Published: 30 August 2019

By Anna Hayden

Our meeting place has a few different names: Frank Dawson Adams 232, The Gill Room, but when we met together, it was home to the Earth and Planetary Sciences Learning Community. As the only student in the room of professors and university staff, would I be taking an exam? It turns out, I would wear many hats as part of the Learning Community, including that of a facilitator…

The Learning Community is a diverse group - with members from the Office of Science Education, Teaching and Learning Services, the McGill Writing Centre, the McGill Library, professors from the Department of Earth and Planetary Sciences, and me – an M.Sc. student and former undergraduate in the same department. What then did we all have in common? Each member of the Learning Community is interested in improving writing in undergraduate courses.

At the initial kickoff meeting in December 2018, the professors were asked to brainstorm their priorities for engaging undergraduate students in writing. The blackboard soon became filled with learning outcomes that needed attention – would it be possible to address all of them? Drawing on the expertise of the planning group – a subgroup of the Learning Community that included McGill staff and me – the long list of priorities was distilled into four categories: writing for different audiences, information literacy, formal and informal writing activities, and grading and assessment. Each monthly meeting with the Learning Community would explore one of these topics.

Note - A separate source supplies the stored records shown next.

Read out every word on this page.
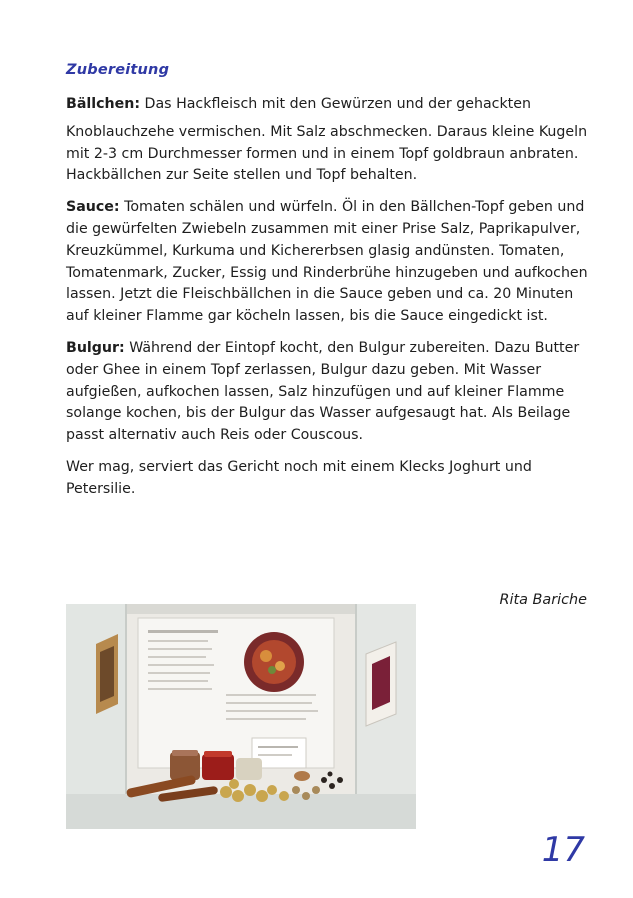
Zubereitung

Bällchen: Das Hackfleisch mit den Gewürzen und der gehackten

Knoblauchzehe vermischen. Mit Salz abschmecken. Daraus kleine Kugeln mit 2-3 cm Durchmesser formen und in einem Topf goldbraun anbraten. Hackbällchen zur Seite stellen und Topf behalten.

Sauce: Tomaten schälen und würfeln. Öl in den Bällchen-Topf geben und die gewürfelten Zwiebeln zusammen mit einer Prise Salz, Paprikapulver, Kreuzkümmel, Kurkuma und Kichererbsen glasig andünsten. Tomaten, Tomatenmark, Zucker, Essig und Rinderbrühe hinzugeben und aufkochen lassen. Jetzt die Fleischbällchen in die Sauce geben und ca. 20 Minuten auf kleiner Flamme gar köcheln lassen, bis die Sauce eingedickt ist.

Bulgur: Während der Eintopf kocht, den Bulgur zubereiten. Dazu Butter oder Ghee in einem Topf zerlassen, Bulgur dazu geben. Mit Wasser aufgießen, aufkochen lassen, Salz hinzufügen und auf kleiner Flamme solange kochen, bis der Bulgur das Wasser aufgesaugt hat. Als Beilage passt alternativ auch Reis oder Couscous.

Wer mag, serviert das Gericht noch mit einem Klecks Joghurt und Petersilie.

Rita Bariche
17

Image: Learning Community to the rescue! Our goal is to tackle the priorities brainstormed by professors in the Department of Earth and Planetary Sciences.

In our department, experiments seldom exclude rocks. However, in the Learning Community, experiments were of a different genre. In order to reconcile faculty expectations and student competencies, the planning group introduced the professors to novel approaches to writing. The A.P.O.S (Audience, Purpose, Organization, and Style) writing framework, frequently taught in McGill Writing Centre courses, was central to many of the activities presented in Learning Community meetings, from assignment design to informal writing to providing feedback. The professors welcomed these exercises with enthusiasm, and some even integrated these writing activities immediately in their own classes. The Learning Community is already making an impact! Positive change is underway.

From the Learning Community meetings, it is evident that faculty in the Department of Earth and Planetary Sciences are invested in addressing student concerns, opinions, and suggestions. The professors wanted to hear my experiences with writing in the Department, to know what is working and what could be improved upon, and how they might introduce changes. Making space for student voices confirmed that we truly are a community, and that we can all learn from one another. And while there’s no right way to learn, we can certainly write to learn.